RESULT: Forty-eight (21.5%) patients had negative challenge results and were believed to have outgrown their peanut allergy (aged 4-17.5 years [median 6 years]; PN-IgE < 0.35-20.4 kUA/L [median 0.69 kUA/L]). Thirty-seven failed the challenge (aged 4-13 years [median 6.5 years]; RAST < 0.35-18.2 kUA/L [median 2.06 kUA/L]).

CONCLUSIONS: Peanut allergy is outgrown in about 21.5% of patients. Patients with low peanut IgE levels should be offered a peanut challenge in a medical setting to demonstrate whether they can now tolerate peanuts. While the patients with a positive challenge result had a higher RAST value than those who underwent a negative challenge, (2.06 vs 0.69) there was a lot of overlap and there were positive challenge even with a RAST <0.35 which is below the level of detection. Presumeably those patients had a positive skin test despite the undetectable serum IgE antibody to peanut. Overall, they found that PN-IgE levels were the best guide to determine which patients should be considered for a formal challenge. However, there were 6 patients with negative RAST results and 2 with both negative RAST and skin test results who had positive challenge results (1 open and 1 DBPCPC). The reactions during challenge in this group varied from limited urticaria to multisystem involvement, which emphasizes the limitations of these test methods and the importance or performing all challenges in a controlled setting.
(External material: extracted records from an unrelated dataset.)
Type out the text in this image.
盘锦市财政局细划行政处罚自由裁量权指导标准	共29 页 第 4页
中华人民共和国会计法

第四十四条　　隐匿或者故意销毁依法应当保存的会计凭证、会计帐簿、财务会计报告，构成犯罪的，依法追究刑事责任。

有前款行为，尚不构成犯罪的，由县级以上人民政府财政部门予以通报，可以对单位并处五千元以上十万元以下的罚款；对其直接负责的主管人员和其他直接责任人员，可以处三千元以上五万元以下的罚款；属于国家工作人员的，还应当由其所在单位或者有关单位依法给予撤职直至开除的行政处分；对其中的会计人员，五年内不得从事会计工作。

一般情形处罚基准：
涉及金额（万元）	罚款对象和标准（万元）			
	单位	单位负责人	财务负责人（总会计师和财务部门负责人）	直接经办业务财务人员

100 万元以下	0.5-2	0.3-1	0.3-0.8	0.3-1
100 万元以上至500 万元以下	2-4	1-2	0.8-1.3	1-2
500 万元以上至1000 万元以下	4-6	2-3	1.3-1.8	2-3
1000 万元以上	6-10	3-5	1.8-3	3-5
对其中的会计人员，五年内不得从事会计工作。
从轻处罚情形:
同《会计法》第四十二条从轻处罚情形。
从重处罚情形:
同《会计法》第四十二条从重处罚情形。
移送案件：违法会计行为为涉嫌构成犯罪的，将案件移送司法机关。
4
SUMMARY: As mentioned, Sampson has published that the chances of reacting clinically to peanut is >95% when the RAST IgE level is 15KU/L or higher. It has also been shown that patients having just a skin reaction to peanut have less IgE antibody than those who have a multisystem reaction. Despite that there is no threshold level of IgE antibody below which it is possible to say that there will never be a clinical reaction. Go to Abstract As a result it is very important that all children with peanut sensitivity be equiped and instructed on the use of an EpiPen. They should practice strict avoidance. However a percentage of the children can lose sensitivity to peanut by either losing the IgE antibody to peanut or losing the clinical reactivity despite maintaining the presence of specific IgE antibody to peanut. Oral challenge with peanut in a suitable facility should be offered to selected peanut-sensitive individuals in order to identify those who have lost clinical sensitivity.